Merced County Main Jail and the John Latorraca Correctional Center have a combined daily population of 620 to 660 inmates. According to Sheriff's Department officials, there is an effort to lower that daily population figure to 580, which is why Chick was sent home.
Maloney, his relatives and family friends have started an online petition to have Chick's jail sentence reinstated and show support for stiffer drunken driving penalties. The petition can be viewed at www.change.org under Andrew Maloney. More than 2,130 people had signed the petition as of Wednesday.

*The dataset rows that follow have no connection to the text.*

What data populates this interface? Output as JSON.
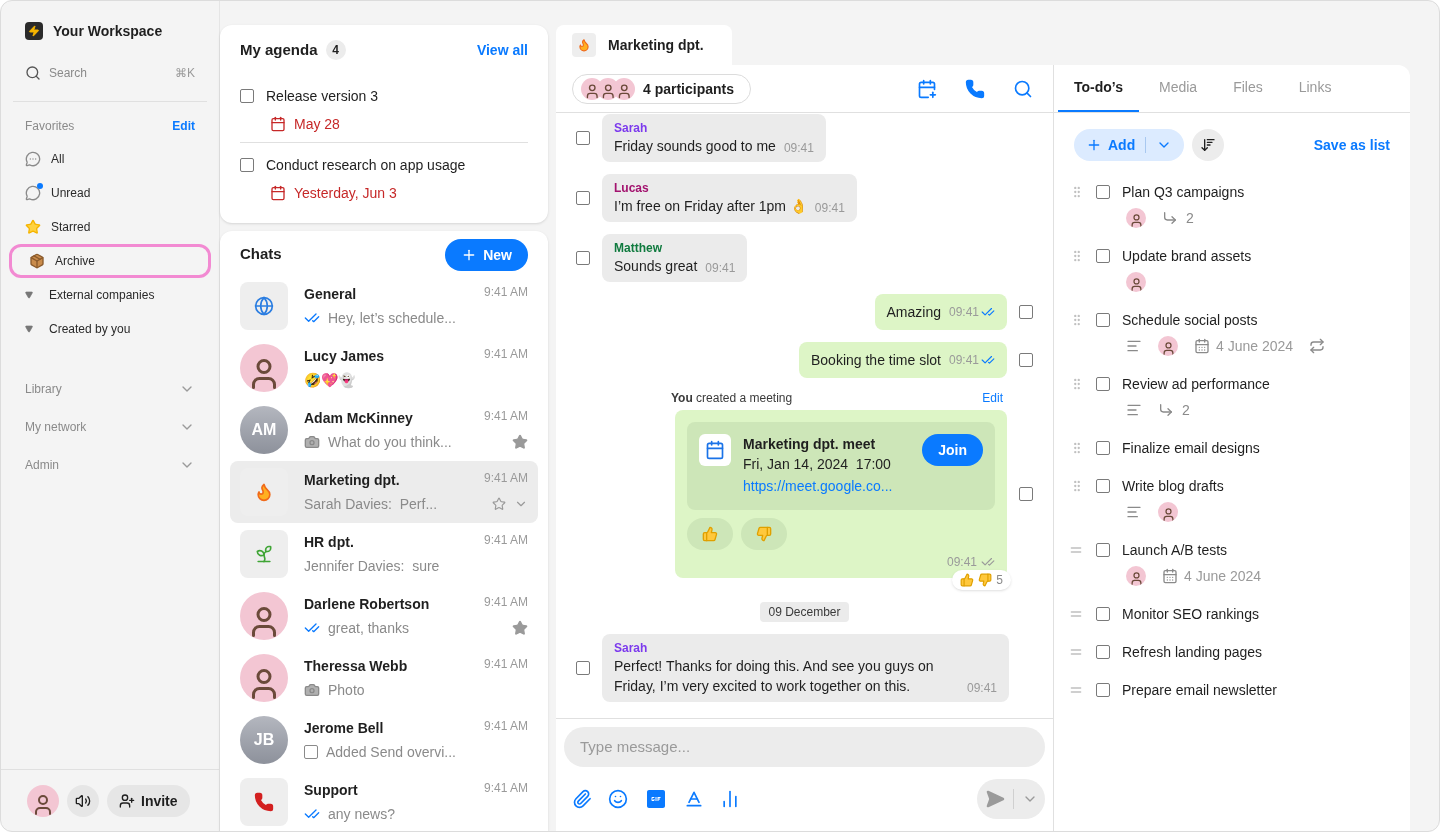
{
  "workspace": {
    "name": "Your Workspace",
    "search": {
      "placeholder": "Search",
      "shortcut": "⌘K"
    }
  },
  "favorites": {
    "title": "Favorites",
    "edit": "Edit",
    "items": [
      {
        "label": "All",
        "kind": "all",
        "highlighted": false
      },
      {
        "label": "Unread",
        "kind": "unread",
        "highlighted": false
      },
      {
        "label": "Starred",
        "kind": "starred",
        "highlighted": false
      },
      {
        "label": "Archive",
        "kind": "archive",
        "highlighted": true
      }
    ],
    "folders": [
      {
        "label": "External companies"
      },
      {
        "label": "Created by you"
      }
    ]
  },
  "sections": [
    {
      "label": "Library"
    },
    {
      "label": "My network"
    },
    {
      "label": "Admin"
    }
  ],
  "footer": {
    "invite": "Invite"
  },
  "agenda": {
    "title": "My agenda",
    "count": "4",
    "view_all": "View all",
    "items": [
      {
        "label": "Release version 3",
        "date": "May 28",
        "checked": false
      },
      {
        "label": "Conduct research on app usage",
        "date": "Yesterday, Jun 3",
        "checked": false
      }
    ]
  },
  "chats": {
    "title": "Chats",
    "new": "New",
    "items": [
      {
        "name": "General",
        "time": "9:41 AM",
        "kind": "globe",
        "preview": {
          "kind": "read",
          "text": "Hey, let’s schedule..."
        },
        "starred": false,
        "selected": false
      },
      {
        "name": "Lucy James",
        "time": "9:41 AM",
        "kind": "photo",
        "preview": {
          "text": "🤣💖👻"
        },
        "starred": false,
        "selected": false
      },
      {
        "name": "Adam McKinney",
        "time": "9:41 AM",
        "kind": "initials",
        "initials": "AM",
        "preview": {
          "kind": "camera",
          "text": "What do you think..."
        },
        "starred": true,
        "selected": false
      },
      {
        "name": "Marketing dpt.",
        "time": "9:41 AM",
        "kind": "flame",
        "preview": {
          "text": "Sarah Davies:  Perf..."
        },
        "starred": false,
        "selected": true
      },
      {
        "name": "HR dpt.",
        "time": "9:41 AM",
        "kind": "sprout",
        "preview": {
          "text": "Jennifer Davies:  sure"
        },
        "starred": false,
        "selected": false
      },
      {
        "name": "Darlene Robertson",
        "time": "9:41 AM",
        "kind": "photo",
        "preview": {
          "kind": "read",
          "text": "great, thanks"
        },
        "starred": true,
        "selected": false
      },
      {
        "name": "Theressa Webb",
        "time": "9:41 AM",
        "kind": "photo",
        "preview": {
          "kind": "camera",
          "text": "Photo"
        },
        "starred": false,
        "selected": false
      },
      {
        "name": "Jerome Bell",
        "time": "9:41 AM",
        "kind": "initials",
        "initials": "JB",
        "preview": {
          "kind": "checkbox",
          "text": "Added Send overvi..."
        },
        "starred": false,
        "selected": false
      },
      {
        "name": "Support",
        "time": "9:41 AM",
        "kind": "phone",
        "preview": {
          "kind": "read",
          "text": "any news?"
        },
        "starred": false,
        "selected": false
      }
    ]
  },
  "conversation": {
    "tab": {
      "title": "Marketing dpt."
    },
    "participants": "4 participants",
    "messages": [
      {
        "kind": "incoming",
        "sender": "Sarah",
        "color": "#7c3aed",
        "text": "Friday sounds good to me",
        "time": "09:41",
        "checked": false
      },
      {
        "kind": "incoming",
        "sender": "Lucas",
        "color": "#a3136f",
        "text": "I’m free on Friday after 1pm 👌",
        "time": "09:41",
        "checked": false
      },
      {
        "kind": "incoming",
        "sender": "Matthew",
        "color": "#0f7a3e",
        "text": "Sounds great",
        "time": "09:41",
        "checked": false
      },
      {
        "kind": "outgoing",
        "text": "Amazing",
        "time": "09:41",
        "read": true,
        "checked": false
      },
      {
        "kind": "outgoing",
        "text": "Booking the time slot",
        "time": "09:41",
        "read": true,
        "checked": false
      },
      {
        "kind": "meeting",
        "caption": "**You** created a meeting",
        "edit": "Edit",
        "title": "Marketing dpt. meet",
        "when": "Fri, Jan 14, 2024  17:00",
        "link": "https://meet.google.co...",
        "join": "Join",
        "time": "09:41",
        "read": false,
        "reaction_count": "5",
        "checked": false
      },
      {
        "kind": "date",
        "text": "09 December"
      },
      {
        "kind": "incoming",
        "sender": "Sarah",
        "color": "#7c3aed",
        "text": "Perfect! Thanks for doing this. And see you guys on Friday, I’m very excited to work together on this.",
        "time": "09:41",
        "checked": false
      }
    ],
    "composer": {
      "placeholder": "Type message..."
    }
  },
  "todos": {
    "tabs": [
      {
        "label": "To-do’s",
        "selected": true
      },
      {
        "label": "Media",
        "selected": false
      },
      {
        "label": "Files",
        "selected": false
      },
      {
        "label": "Links",
        "selected": false
      }
    ],
    "add": "Add",
    "save": "Save as list",
    "items": [
      {
        "label": "Plan Q3 campaigns",
        "checked": false,
        "kind": "dots",
        "meta": [
          {
            "kind": "avatar"
          },
          {
            "kind": "subtasks",
            "text": "2"
          }
        ]
      },
      {
        "label": "Update brand assets",
        "checked": false,
        "kind": "dots",
        "meta": [
          {
            "kind": "avatar"
          }
        ]
      },
      {
        "label": "Schedule social posts",
        "checked": false,
        "kind": "dots",
        "meta": [
          {
            "kind": "notes"
          },
          {
            "kind": "avatar"
          },
          {
            "kind": "date",
            "text": "4 June 2024"
          },
          {
            "kind": "repeat"
          }
        ]
      },
      {
        "label": "Review ad performance",
        "checked": false,
        "kind": "dots",
        "meta": [
          {
            "kind": "notes"
          },
          {
            "kind": "subtasks",
            "text": "2"
          }
        ]
      },
      {
        "label": "Finalize email designs",
        "checked": false,
        "kind": "dots"
      },
      {
        "label": "Write blog drafts",
        "checked": false,
        "kind": "dots",
        "meta": [
          {
            "kind": "notes"
          },
          {
            "kind": "avatar"
          }
        ]
      },
      {
        "label": "Launch A/B tests",
        "checked": false,
        "kind": "lines",
        "meta": [
          {
            "kind": "avatar"
          },
          {
            "kind": "date",
            "text": "4 June 2024"
          }
        ]
      },
      {
        "label": "Monitor SEO rankings",
        "checked": false,
        "kind": "lines"
      },
      {
        "label": "Refresh landing pages",
        "checked": false,
        "kind": "lines"
      },
      {
        "label": "Prepare email newsletter",
        "checked": false,
        "kind": "lines"
      }
    ]
  }
}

Maloney said he doesn't believe Chick's sentence will be reinstated, but he hopes an amendment can be written into AB 109. He said the state legislature should not allow local authorities to let people who've killed someone serve house arrest because of overcrowding.
Allison Fagundes, a family friend who came up with the idea for the petition, said it's been a comforting exercise.
"There's a place on the petition where people can comment. I've read countless stories from people in similar situations who've had friends and relatives killed by drunk drivers," Fagundes said.
According to court documents, Chick had alcohol and marijuana in her system on the night of the collision.
An hour after the crash, her blood-alcohol level was 0.07 percent. The legal limit is 0.08 percent. The prosecution believed Chick was above the legal limit at the time of the crash. Court records indicate Chick may have been on a cell phone at the time of the crash or soon before it.
Fagundes said she will eventually send the petition to Assemblywoman Cathleen Galgiani, D-Livingston, and state Sen. Anthony Cannella, R-Ceres, as well as Merced County Supervisor Jerry O'Banion and Merced County Sheriff Mark Pazin.
Ultimately, it was Pazin's decision whether to allow Chick to serve her sentence at home.
Maloney said he tried to contact Pazin to get him to change his mind but the sheriff directed a commander to return his call instead. Pazin did not return messages from the Enterprise requesting comment.
Fagundes said the petition is informational but hopes it will sway opinion to her side.
"It's a great start to inform people and get the ball rolling on changing this," Fagundes said.